He dodged and weaved in a crouch, slashing the knife in sweeping arcs with his arms out wide. He was right-handed. I adopted a southpaw-boxing stance, the dagger in my right fist. Stepping with the right foot, and dragging the left to keep my balance, I took the fight to him. He ripped the blade at me twice and then lunged forward. I side-stepped, and punched at him with a three punch combination, right-left-right. One of them was a lucky punch. His nose broke, and his eyes watered and burned, blurring his vision. He lunged again, and tried to bring the knife in from the side. I grabbed at his wrist with my left hand, stepped into the space between his legs, and stabbed him in the chest. I was trying for the heart or a lung. It didn't hit either one, but still I rammed the spike up to the hilt into the meaty flesh beneath his collarbone. It broke the skin of his back just below the shoulder blade.

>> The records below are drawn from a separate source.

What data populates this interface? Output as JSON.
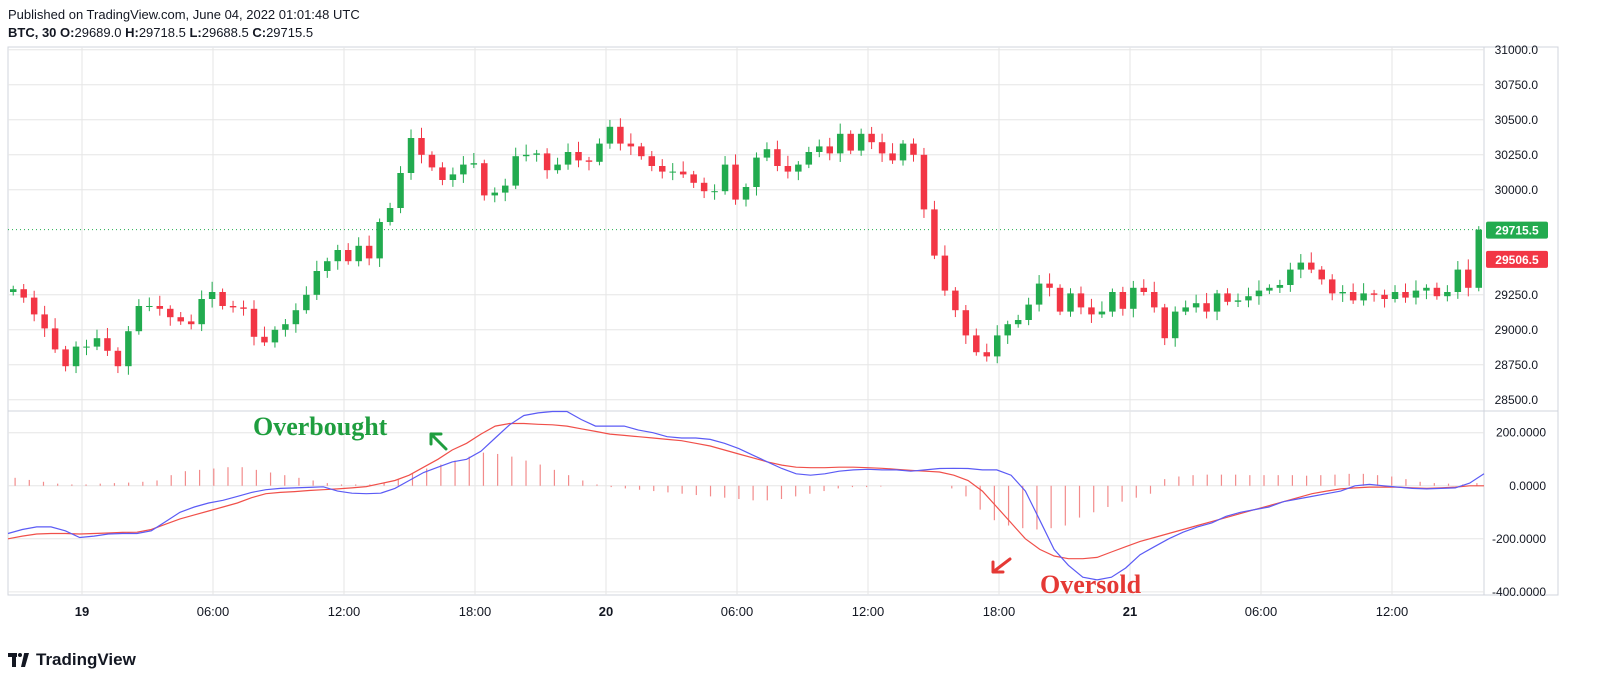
{
  "header": {
    "published": "Published on TradingView.com, June 04, 2022 01:01:48 UTC",
    "symbol": "BTC, 30",
    "o_label": "O:",
    "o_value": "29689.0",
    "h_label": "H:",
    "h_value": "29718.5",
    "l_label": "L:",
    "l_value": "29688.5",
    "c_label": "C:",
    "c_value": "29715.5"
  },
  "footer": {
    "brand": "TradingView"
  },
  "colors": {
    "up": "#22ab4f",
    "down": "#f23645",
    "macd": "#5b5bf5",
    "signal": "#f0504a",
    "hist": "#f28b8b",
    "grid": "#e6e6e6",
    "axis": "#131722"
  },
  "chart_data": [
    {
      "type": "candlestick",
      "title": "",
      "x_tick_labels": [
        "19",
        "06:00",
        "12:00",
        "18:00",
        "20",
        "06:00",
        "12:00",
        "18:00",
        "21",
        "06:00",
        "12:00"
      ],
      "y_ticks": [
        28500,
        28750,
        29000,
        29250,
        29500,
        30000,
        30250,
        30500,
        30750,
        31000
      ],
      "y_tick_labels": [
        "28500.0",
        "28750.0",
        "29000.0",
        "29250.0",
        "30000.0",
        "30250.0",
        "30500.0",
        "30750.0",
        "31000.0"
      ],
      "ylim": [
        28420,
        31020
      ],
      "price_labels": [
        {
          "value": 29715.5,
          "text": "29715.5",
          "color": "#22ab4f"
        },
        {
          "value": 29506.5,
          "text": "29506.5",
          "color": "#f23645"
        }
      ],
      "current_price_line": 29715.5,
      "closes": [
        29290,
        29230,
        29110,
        29010,
        28860,
        28740,
        28880,
        28880,
        28940,
        28850,
        28740,
        28990,
        29170,
        29170,
        29150,
        29090,
        29060,
        29040,
        29220,
        29270,
        29170,
        29160,
        29150,
        28950,
        28910,
        29000,
        29040,
        29140,
        29250,
        29420,
        29490,
        29570,
        29490,
        29600,
        29510,
        29770,
        29870,
        30120,
        30370,
        30250,
        30160,
        30070,
        30110,
        30180,
        30190,
        29960,
        29980,
        30030,
        30240,
        30250,
        30260,
        30140,
        30180,
        30270,
        30210,
        30200,
        30330,
        30450,
        30330,
        30310,
        30240,
        30170,
        30130,
        30130,
        30110,
        30050,
        29990,
        29990,
        30180,
        29930,
        30020,
        30230,
        30290,
        30170,
        30130,
        30180,
        30270,
        30310,
        30260,
        30400,
        30280,
        30400,
        30340,
        30260,
        30210,
        30330,
        30250,
        29860,
        29530,
        29280,
        29140,
        28960,
        28840,
        28810,
        28960,
        29040,
        29070,
        29180,
        29330,
        29300,
        29130,
        29260,
        29160,
        29110,
        29130,
        29270,
        29150,
        29300,
        29270,
        29160,
        28940,
        29130,
        29160,
        29190,
        29130,
        29260,
        29200,
        29210,
        29240,
        29280,
        29300,
        29320,
        29430,
        29480,
        29430,
        29360,
        29260,
        29270,
        29210,
        29260,
        29250,
        29220,
        29270,
        29230,
        29280,
        29300,
        29240,
        29270,
        29430,
        29300,
        29715.5
      ]
    },
    {
      "type": "line",
      "title": "",
      "y_ticks": [
        -400,
        -200,
        0,
        200
      ],
      "y_tick_labels": [
        "-400.0000",
        "-200.0000",
        "0.0000",
        "200.0000"
      ],
      "ylim": [
        -412,
        282
      ],
      "series": [
        {
          "color": "#5b5bf5",
          "values": [
            -180,
            -165,
            -155,
            -155,
            -170,
            -195,
            -190,
            -182,
            -180,
            -180,
            -170,
            -135,
            -100,
            -80,
            -65,
            -55,
            -40,
            -25,
            -15,
            -10,
            -8,
            -6,
            -4,
            -20,
            -28,
            -30,
            -28,
            -10,
            20,
            50,
            70,
            90,
            100,
            130,
            180,
            230,
            265,
            275,
            280,
            280,
            250,
            225,
            225,
            225,
            210,
            200,
            185,
            180,
            180,
            175,
            160,
            140,
            115,
            90,
            65,
            45,
            40,
            45,
            55,
            60,
            62,
            60,
            60,
            55,
            60,
            65,
            66,
            65,
            60,
            60,
            40,
            -20,
            -130,
            -240,
            -300,
            -345,
            -355,
            -345,
            -310,
            -260,
            -230,
            -200,
            -175,
            -155,
            -140,
            -115,
            -100,
            -90,
            -80,
            -60,
            -50,
            -40,
            -30,
            -20,
            0,
            5,
            0,
            -5,
            -10,
            -12,
            -10,
            -8,
            10,
            45
          ]
        }
      ],
      "signal_values": [
        -200,
        -190,
        -182,
        -180,
        -180,
        -182,
        -180,
        -178,
        -176,
        -175,
        -165,
        -145,
        -125,
        -110,
        -95,
        -80,
        -65,
        -45,
        -30,
        -25,
        -22,
        -18,
        -15,
        -12,
        -8,
        -3,
        8,
        20,
        40,
        70,
        100,
        135,
        160,
        195,
        225,
        235,
        235,
        232,
        230,
        225,
        215,
        205,
        195,
        190,
        185,
        180,
        175,
        170,
        160,
        150,
        135,
        120,
        105,
        90,
        78,
        70,
        68,
        68,
        70,
        70,
        68,
        66,
        62,
        58,
        55,
        52,
        40,
        20,
        -20,
        -80,
        -140,
        -200,
        -240,
        -265,
        -275,
        -275,
        -270,
        -250,
        -230,
        -210,
        -195,
        -180,
        -165,
        -150,
        -135,
        -120,
        -105,
        -90,
        -75,
        -60,
        -45,
        -30,
        -20,
        -12,
        -8,
        -5,
        -5,
        -5,
        -8,
        -10,
        -8,
        -5,
        0,
        0
      ],
      "histogram": [
        30,
        22,
        15,
        8,
        5,
        5,
        8,
        10,
        12,
        15,
        20,
        40,
        55,
        60,
        65,
        70,
        70,
        60,
        50,
        40,
        30,
        20,
        10,
        5,
        5,
        5,
        10,
        25,
        45,
        65,
        80,
        95,
        110,
        125,
        120,
        110,
        95,
        80,
        60,
        40,
        20,
        5,
        -5,
        -10,
        -15,
        -20,
        -25,
        -30,
        -35,
        -40,
        -45,
        -50,
        -55,
        -55,
        -50,
        -40,
        -30,
        -20,
        -10,
        -5,
        -5,
        -3,
        0,
        0,
        0,
        0,
        -10,
        -40,
        -90,
        -130,
        -150,
        -160,
        -165,
        -160,
        -150,
        -120,
        -100,
        -80,
        -60,
        -45,
        -30,
        25,
        35,
        40,
        42,
        42,
        42,
        40,
        40,
        40,
        40,
        38,
        40,
        42,
        45,
        45,
        40,
        35,
        25,
        15,
        10,
        8,
        5,
        10
      ],
      "annotations": [
        {
          "text": "Overbought",
          "color": "#1f9e3f"
        },
        {
          "text": "Oversold",
          "color": "#e53935"
        }
      ]
    }
  ]
}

He was jammed against a section of wall between a washing machine and a clothes-dryer. Using the spike to hold him in place, and with my left hand locked to his knife-wrist, I tried to bite his face and neck, but he whipped his head from side to side so swiftly that I opted for head-butts instead. Our heads cracked together several times until one desperate, wrenching effort of his legs sent us sprawling onto the floor together. He dropped his knife in the fall, but the spike tore free from his chest. He began to drag himself toward the door of the laundry. I couldn't tell if he was trying to escape or seeking a new advantage. I didn't take a chance. My head was level with his legs. Thrashing together on the ground, I reached up and grabbed the belt of his trousers. Using it for leverage, I stabbed him in the thigh twice, and again, and again. I struck bone more than once, feeling the jarring deflection all the way up my arm. Releasing his belt, I stretched my left hand out for his knife, trying to reach it so that I could stab him with that one as well.

He didn't scream. I'll say that much for him. He shouted hard for me to stop, and he shouted that he gave up-I give up! I give up!

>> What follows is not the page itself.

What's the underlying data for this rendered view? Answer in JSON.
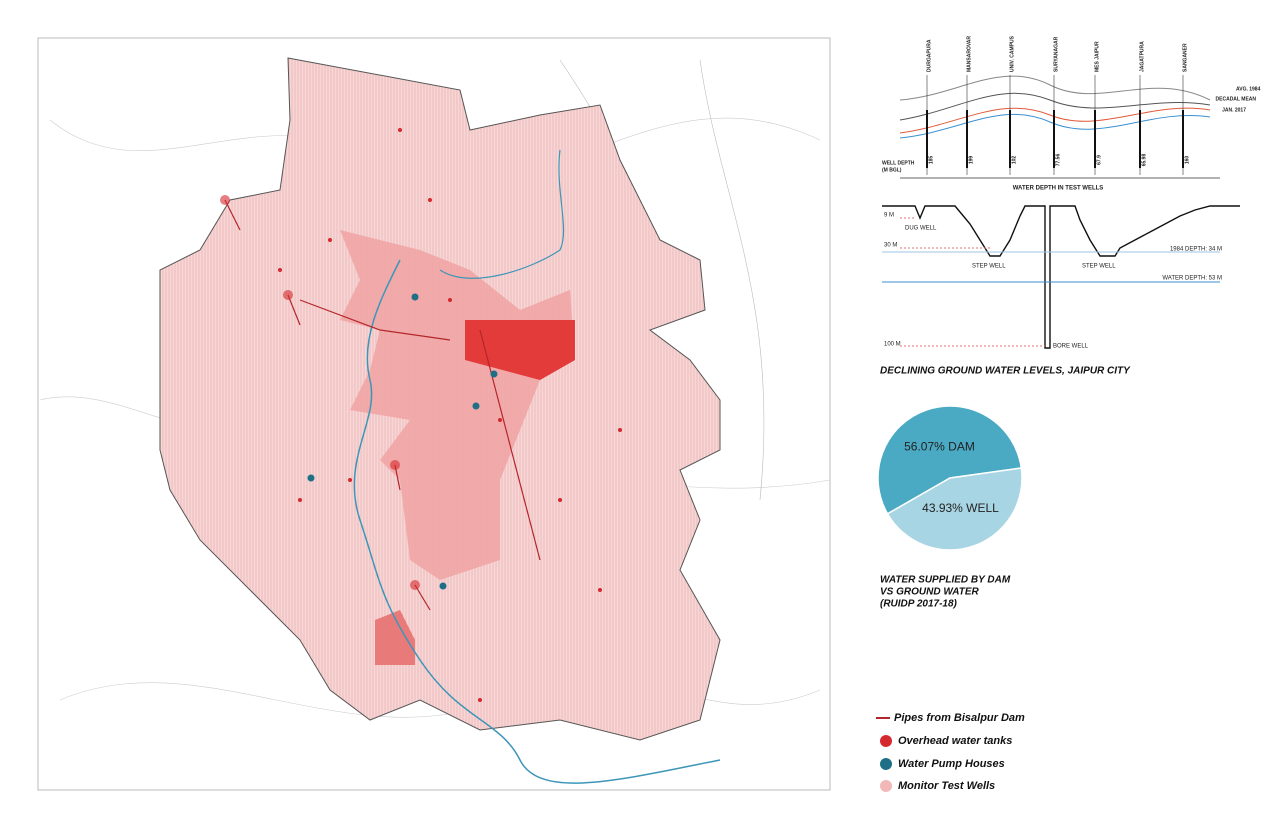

I give up!-but he didn't scream. I did stop, and I let him live.

I scrambled to my feet. He tried again to crawl toward the door of the laundry. I stopped him with my foot on his neck, and stomped down on the side of his head. I had to stop him. If he'd made it out of the laundry while I was there, and the prison guards saw him, I would've spent six months or more in the punishment unit. While he lay there groaning on the floor, I took off my bloody clothes and changed into a clean set. One of the prisoners who cleaned the jail was standing outside the laundry, grinning in at us through the doorway with unspiteful enjoyment. I passed him the bundle of my soiled clothes. He smuggled the bloodied clothes away in his mop-bucket, and threw them into the incinerator behind the kitchen. On my way out of the laundry I handed the weapons to another man, who buried them in the prison garden.

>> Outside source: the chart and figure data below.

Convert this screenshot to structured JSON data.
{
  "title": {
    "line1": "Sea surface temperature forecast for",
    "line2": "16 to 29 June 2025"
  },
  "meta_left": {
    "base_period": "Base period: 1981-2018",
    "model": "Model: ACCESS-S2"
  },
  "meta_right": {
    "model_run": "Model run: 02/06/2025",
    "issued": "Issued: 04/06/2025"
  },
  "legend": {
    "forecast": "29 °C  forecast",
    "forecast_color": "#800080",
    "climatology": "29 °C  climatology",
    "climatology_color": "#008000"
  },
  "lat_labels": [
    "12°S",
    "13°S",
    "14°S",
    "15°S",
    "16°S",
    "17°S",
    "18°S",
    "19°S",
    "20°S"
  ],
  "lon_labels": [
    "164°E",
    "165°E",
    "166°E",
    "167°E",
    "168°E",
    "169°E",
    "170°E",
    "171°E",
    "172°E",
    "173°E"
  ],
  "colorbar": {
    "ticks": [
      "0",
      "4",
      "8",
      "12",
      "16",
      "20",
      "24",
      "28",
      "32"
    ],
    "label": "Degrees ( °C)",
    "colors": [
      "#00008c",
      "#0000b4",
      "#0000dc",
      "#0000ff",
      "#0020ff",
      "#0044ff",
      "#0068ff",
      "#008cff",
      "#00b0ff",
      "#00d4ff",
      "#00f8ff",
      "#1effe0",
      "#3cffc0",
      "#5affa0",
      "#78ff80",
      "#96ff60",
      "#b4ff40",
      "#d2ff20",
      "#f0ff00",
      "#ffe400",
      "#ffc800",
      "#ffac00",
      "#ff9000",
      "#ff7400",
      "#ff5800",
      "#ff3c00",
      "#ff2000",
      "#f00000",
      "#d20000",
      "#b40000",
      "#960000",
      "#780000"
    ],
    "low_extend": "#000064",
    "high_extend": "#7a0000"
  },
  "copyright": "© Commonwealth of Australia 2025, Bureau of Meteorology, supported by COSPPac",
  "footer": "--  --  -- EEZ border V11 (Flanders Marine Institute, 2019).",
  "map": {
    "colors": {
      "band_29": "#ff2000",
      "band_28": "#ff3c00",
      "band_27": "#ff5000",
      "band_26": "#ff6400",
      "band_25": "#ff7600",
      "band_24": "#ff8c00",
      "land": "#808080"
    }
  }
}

When I was safely away from the scene, the man who'd tried to kill me limped into the prison chief's office, and collapsed. He was taken to hospital. I never saw him again, and he never opened his mouth. I'll say that much for him, too. He was a thug and a stand-over man, and he tried to kill me for no good reason, but he wasn't an informer.

Alone in my cell, after the fight, I examined my wounds. The gash on my forearm had made a clean cut through a vein. I couldn't report it to the medical officer because that would've connected me to the fight and the wounded man. I had to hope that it would heal. There was a deep slash from my left shoulder to the centre of my chest. It was also a clean cut, and it was bleeding freely.

I burned two packets of cigarette papers all the way down to white ash in a metal bowl, and rubbed the ash into both wounds.

It was painful, but it sealed the wounds immediately and stopped the bleeding.

I never spoke of the fight to anyone, but most of the men knew about it soon enough, and they all knew that I'd survived the test. The white scar on my chest, the scar that men saw every day in the prison shower, reminded them of my willingness to fight.

It was a warning, like the bright bands of colour on the skin of a sea snake. It's still there, that scar, as long and white after all these years as it ever was. And it's still a kind of warning.

I touch it, and I see the killer pleading for his life; I remember, reflected in the fright-filled domes of his eyes, fate's mirror, the sight of the twisted, hating thing that I became in the fight.